Segundo o voto do ministro Luis Felipe Salomão na decisão revertida pela Seção, a hipótese configuraria "aberrante cobrança reversa de juros", pagos por quem entrega o capital em favor de quem toma o empréstimo.
Para o ministro Antonio Carlos Ferreira, porém, o assunto não é novo no STJ, que tradicionalmente considera legais as cláusulas contratuais de promessa de compra e venda de imóvel em construção que preveem tal cobrança. Condutor do voto que prevaleceu, ele apontou diversas decisões nesse sentido, com julgados de relatores e colegiados diferentes entre 2002 e 2009.
O ministro, designado relator para o acórdão, afirmou que a comercialização de imóvel na planta facilita o acesso à moradia e, em regra, constitui excelente investimento para o comprador, que adquire o bem com valor bastante inferior ao preço do imóvel pronto.
Equilíbrio
Ferreira argumentou também que a relação contratual estabelece obrigações para ambas as partes. "Enquanto o comprador tem a obrigação de pagar o preço ajustado, o incorporador assume toda a responsabilidade pela conclusão do empreendimento: aquisição do terreno, concepção do projeto de edificação, aprovação dos documentos junto aos órgãos competentes, efetuação dos registros no cartório, construção da obra (ou sua supervisão) e venda das unidades, diretamente ou por meio de terceiros", afirmou.
Além disso, a quitação da compra do imóvel em produção deveria ser feita à vista. Se for oferecido prazo adicional para o comprador pagar, mediante parcelamento do preço, este é um favorecimento financeiro ofertado. "Em tal hipótese, em decorrência dessa convergência de interesses, o incorporador estará antecipando os recursos que são de responsabilidade do adquirente, destinados a assegurar o regular andamento do empreendimento. Afigura-se, nessa situação, legítima a cobrança de juros compensatórios", concluiu o ministro.
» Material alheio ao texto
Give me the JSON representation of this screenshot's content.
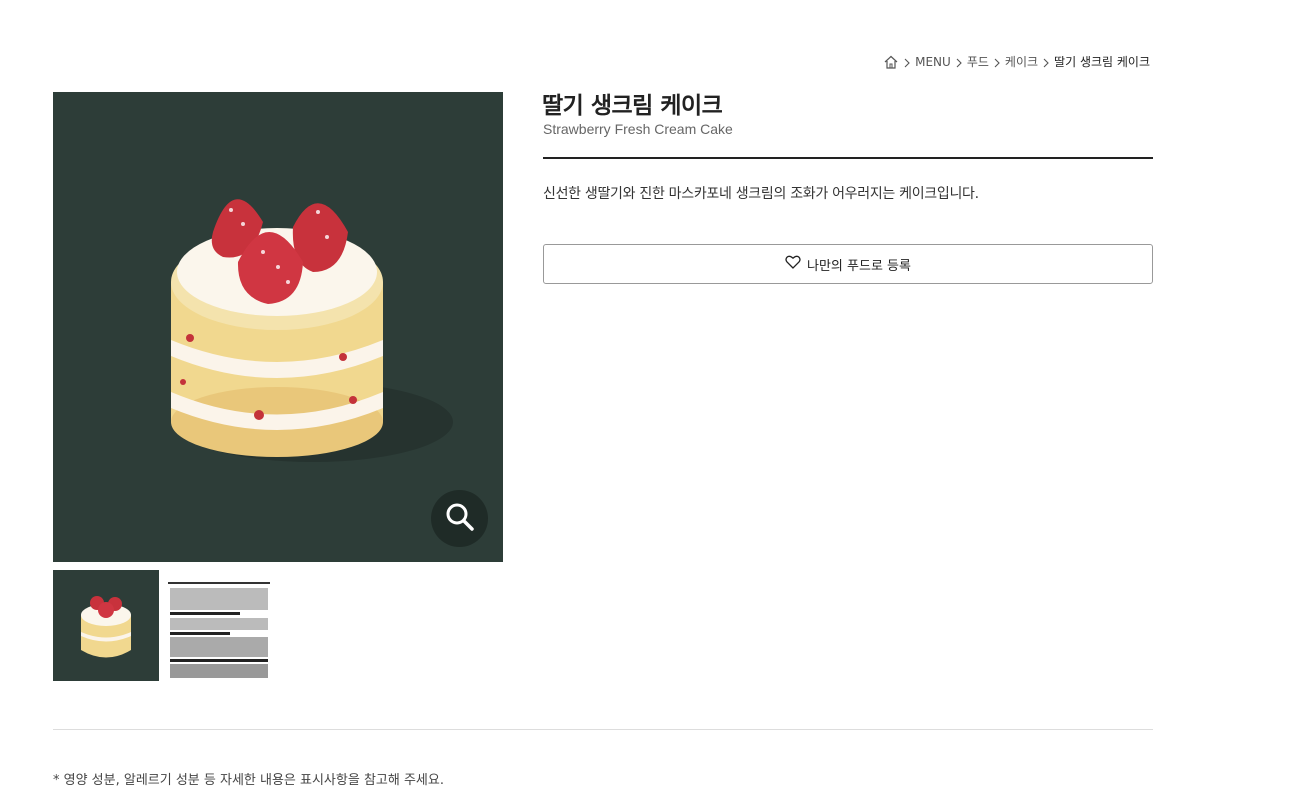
{
  "breadcrumb": {
    "items": [
      "MENU",
      "푸드",
      "케이크"
    ],
    "current": "딸기 생크림 케이크"
  },
  "product": {
    "title": "딸기 생크림 케이크",
    "subtitle": "Strawberry Fresh Cream Cake",
    "description": "신선한 생딸기와 진한 마스카포네 생크림의 조화가 어우러지는 케이크입니다.",
    "favorite_button_label": "나만의 푸드로 등록"
  },
  "footer_note": "* 영양 성분, 알레르기 성분 등 자세한 내용은 표시사항을 참고해 주세요.",
  "colors": {
    "image_bg": "#2d3d38",
    "zoom_bg": "#1f2b27"
  }
}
Para ele, a exclusão dos juros compensatórios convencionados entre as partes altera o equilíbrio financeiro da operação e a reciprocidade do contrato.
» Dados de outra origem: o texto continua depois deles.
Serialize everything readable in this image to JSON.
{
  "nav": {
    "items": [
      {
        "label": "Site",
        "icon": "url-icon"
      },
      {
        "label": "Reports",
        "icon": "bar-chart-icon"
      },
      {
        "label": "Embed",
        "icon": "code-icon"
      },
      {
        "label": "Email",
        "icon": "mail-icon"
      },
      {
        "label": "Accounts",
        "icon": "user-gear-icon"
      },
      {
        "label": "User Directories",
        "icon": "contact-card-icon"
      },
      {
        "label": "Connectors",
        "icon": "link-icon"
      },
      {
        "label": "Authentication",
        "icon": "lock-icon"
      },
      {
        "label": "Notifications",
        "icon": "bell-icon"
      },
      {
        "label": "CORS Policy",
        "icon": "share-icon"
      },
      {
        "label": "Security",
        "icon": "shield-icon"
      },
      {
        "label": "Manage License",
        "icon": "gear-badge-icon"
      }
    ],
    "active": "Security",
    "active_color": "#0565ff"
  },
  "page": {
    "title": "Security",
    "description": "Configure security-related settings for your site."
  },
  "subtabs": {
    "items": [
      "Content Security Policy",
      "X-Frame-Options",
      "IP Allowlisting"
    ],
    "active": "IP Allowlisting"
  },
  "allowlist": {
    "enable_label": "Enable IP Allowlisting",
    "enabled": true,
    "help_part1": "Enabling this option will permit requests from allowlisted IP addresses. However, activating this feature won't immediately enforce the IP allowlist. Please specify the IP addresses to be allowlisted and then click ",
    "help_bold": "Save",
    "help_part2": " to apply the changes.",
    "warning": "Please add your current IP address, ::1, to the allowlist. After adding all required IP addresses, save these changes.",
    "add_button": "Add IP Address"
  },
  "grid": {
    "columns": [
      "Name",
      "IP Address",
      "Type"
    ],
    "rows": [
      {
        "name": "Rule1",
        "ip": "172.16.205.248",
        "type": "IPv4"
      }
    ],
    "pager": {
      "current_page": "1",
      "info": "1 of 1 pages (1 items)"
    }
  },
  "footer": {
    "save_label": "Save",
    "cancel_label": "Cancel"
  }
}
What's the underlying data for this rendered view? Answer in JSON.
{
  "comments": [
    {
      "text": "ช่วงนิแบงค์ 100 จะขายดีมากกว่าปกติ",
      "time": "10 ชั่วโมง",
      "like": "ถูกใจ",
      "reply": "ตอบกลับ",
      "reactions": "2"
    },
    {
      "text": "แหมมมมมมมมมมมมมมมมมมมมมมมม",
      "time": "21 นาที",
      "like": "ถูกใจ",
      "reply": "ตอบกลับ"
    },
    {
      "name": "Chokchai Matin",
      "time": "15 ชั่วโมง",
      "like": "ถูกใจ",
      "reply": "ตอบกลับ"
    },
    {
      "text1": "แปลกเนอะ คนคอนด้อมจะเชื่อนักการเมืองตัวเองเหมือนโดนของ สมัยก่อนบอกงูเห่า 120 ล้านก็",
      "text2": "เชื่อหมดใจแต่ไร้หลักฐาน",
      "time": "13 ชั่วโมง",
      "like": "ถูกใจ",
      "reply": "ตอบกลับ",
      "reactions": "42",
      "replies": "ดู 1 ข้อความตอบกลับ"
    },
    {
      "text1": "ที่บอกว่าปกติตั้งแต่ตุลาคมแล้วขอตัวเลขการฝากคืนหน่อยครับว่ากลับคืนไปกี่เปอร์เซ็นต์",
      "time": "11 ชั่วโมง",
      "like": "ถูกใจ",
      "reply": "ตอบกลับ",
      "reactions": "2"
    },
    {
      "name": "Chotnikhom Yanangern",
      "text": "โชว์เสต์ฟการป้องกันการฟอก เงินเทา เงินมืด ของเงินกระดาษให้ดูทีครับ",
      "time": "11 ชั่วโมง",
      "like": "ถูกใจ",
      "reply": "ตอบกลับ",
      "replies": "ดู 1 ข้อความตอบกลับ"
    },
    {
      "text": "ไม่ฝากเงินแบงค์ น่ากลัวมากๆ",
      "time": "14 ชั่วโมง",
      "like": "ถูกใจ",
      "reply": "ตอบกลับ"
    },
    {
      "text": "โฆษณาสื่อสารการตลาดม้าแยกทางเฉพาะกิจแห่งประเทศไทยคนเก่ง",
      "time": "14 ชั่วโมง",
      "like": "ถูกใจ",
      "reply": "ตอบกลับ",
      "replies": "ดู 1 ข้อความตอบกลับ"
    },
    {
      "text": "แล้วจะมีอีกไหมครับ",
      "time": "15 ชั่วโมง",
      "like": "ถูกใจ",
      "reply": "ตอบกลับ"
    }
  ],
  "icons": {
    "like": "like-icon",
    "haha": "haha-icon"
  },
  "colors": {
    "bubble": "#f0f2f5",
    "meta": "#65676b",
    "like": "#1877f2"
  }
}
O relator considerou ainda que seria injusto com aquele que paga o preço à vista que o optante pela compra parcelada pagasse exatamente o mesmo preço, sem nenhum acréscimo. "De fato, como reiteradamente alertam os órgãos de defesa dos consumidores, não existe venda a prazo pelo preço de venda à vista. O que pode acontecer é o consumidor comprar à vista pagando o preço correspondente da venda a prazo", ponderou.
Transparência contratual
Ferreira entendeu também que a previsão contratual explícita dos juros atende melhor o direito à informação do consumidor previsto no Código de Defesa do Consumidor (CDC).
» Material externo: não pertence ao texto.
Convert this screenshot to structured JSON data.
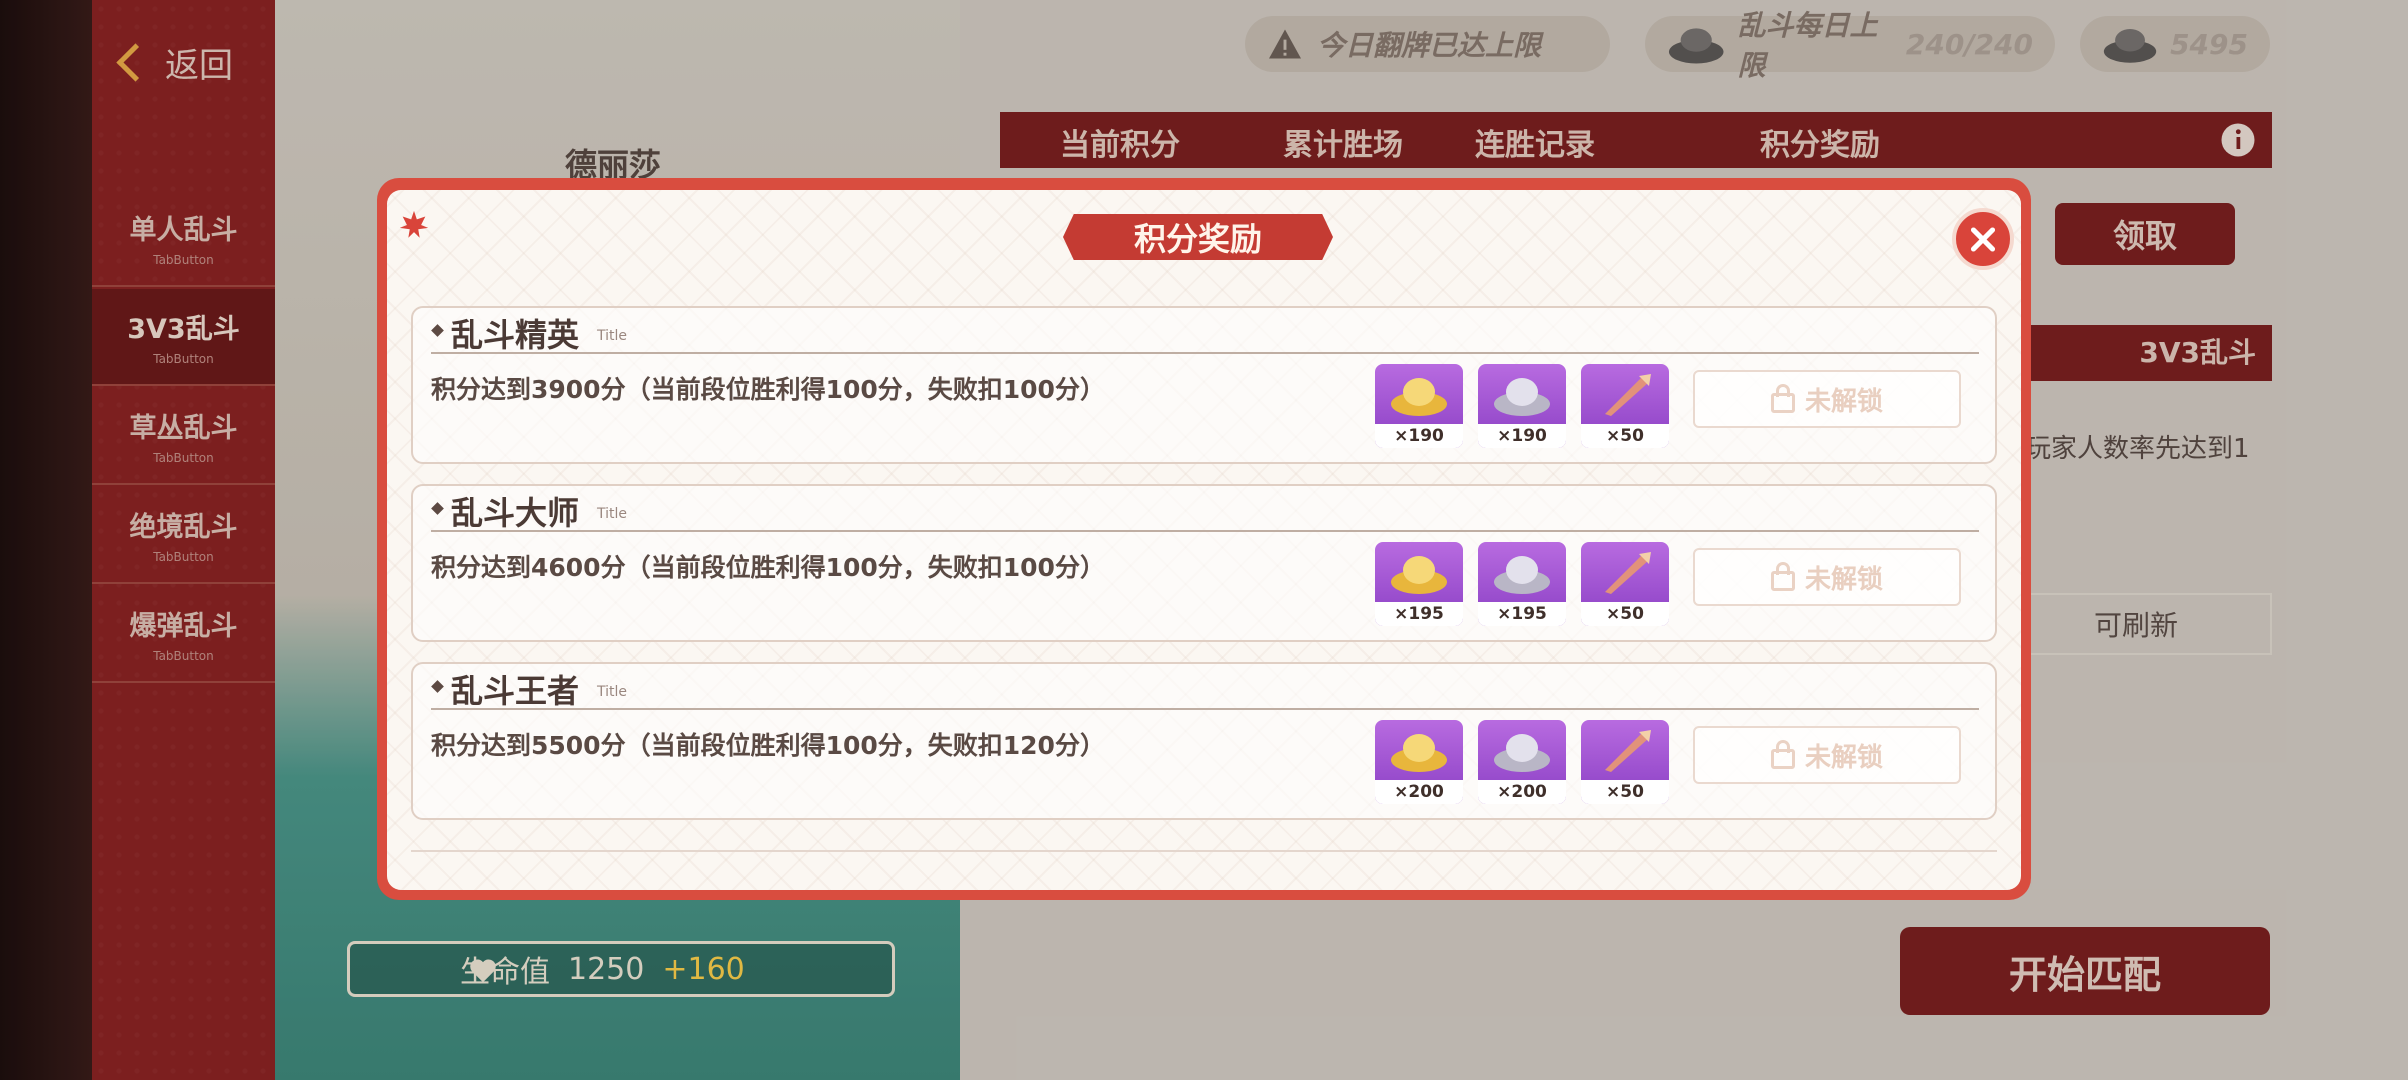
{
  "sidebar": {
    "back_label": "返回",
    "tabs": [
      {
        "label": "单人乱斗",
        "sub": "TabButton"
      },
      {
        "label": "3V3乱斗",
        "sub": "TabButton"
      },
      {
        "label": "草丛乱斗",
        "sub": "TabButton"
      },
      {
        "label": "绝境乱斗",
        "sub": "TabButton"
      },
      {
        "label": "爆弹乱斗",
        "sub": "TabButton"
      }
    ]
  },
  "scene": {
    "hero_name": "德丽莎",
    "hp_label": "生命值",
    "hp_value": "1250",
    "hp_bonus": "+160"
  },
  "topbar": {
    "flip_limit": "今日翻牌已达上限",
    "daily_limit_label": "乱斗每日上限",
    "daily_limit_value": "240/240",
    "currency_value": "5495"
  },
  "stats_tabs": [
    "当前积分",
    "累计胜场",
    "连胜记录",
    "积分奖励"
  ],
  "right_panel": {
    "claim_label": "领取",
    "mode_label": "3V3乱斗",
    "rule_snippet": "玩家人数率先达到1",
    "refresh_label": "可刷新",
    "start_label": "开始匹配"
  },
  "modal": {
    "title": "积分奖励",
    "rewards": [
      {
        "title": "乱斗精英",
        "title_sub": "Title",
        "desc": "积分达到3900分（当前段位胜利得100分，失败扣100分）",
        "items": [
          {
            "icon": "gold-ingot-icon",
            "qty": "×190"
          },
          {
            "icon": "silver-ingot-icon",
            "qty": "×190"
          },
          {
            "icon": "feather-token-icon",
            "qty": "×50"
          }
        ],
        "status": "未解锁"
      },
      {
        "title": "乱斗大师",
        "title_sub": "Title",
        "desc": "积分达到4600分（当前段位胜利得100分，失败扣100分）",
        "items": [
          {
            "icon": "gold-ingot-icon",
            "qty": "×195"
          },
          {
            "icon": "silver-ingot-icon",
            "qty": "×195"
          },
          {
            "icon": "feather-token-icon",
            "qty": "×50"
          }
        ],
        "status": "未解锁"
      },
      {
        "title": "乱斗王者",
        "title_sub": "Title",
        "desc": "积分达到5500分（当前段位胜利得100分，失败扣120分）",
        "items": [
          {
            "icon": "gold-ingot-icon",
            "qty": "×200"
          },
          {
            "icon": "silver-ingot-icon",
            "qty": "×200"
          },
          {
            "icon": "feather-token-icon",
            "qty": "×50"
          }
        ],
        "status": "未解锁"
      }
    ]
  }
}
"Ninguém duvida que esses juros compensatórios, relativos ao período anterior à entrega das chaves, se não puderem ser convencionados no contrato, serão incluídos no preço final da obra e suportados pelo adquirente, sendo dosados, porém, de acordo com a boa ou má intenção do incorporador", considerou o relator.
Para ele, se os juros compensatórios estiverem previstos no compromisso de compra e venda, o incorporador estará assumindo que não os incluiu no custo final da obra. Isso, segundo o ministro, traz maior transparência ao contrato, abrindo inclusive a possibilidade de o Judiciário corrigir eventuais abusos.
A posição do ministro Antonio Carlos Ferreira foi acompanhada pelos ministros Isabel Gallotti, Villas Bôas Cueva, Marco Buzzi, Raul Araújo e Massami Uyeda. Com o relator Sidnei Beneti, vencidos, ficaram os ministros Paulo de Tarso Sanseverino e Nancy Andrighi.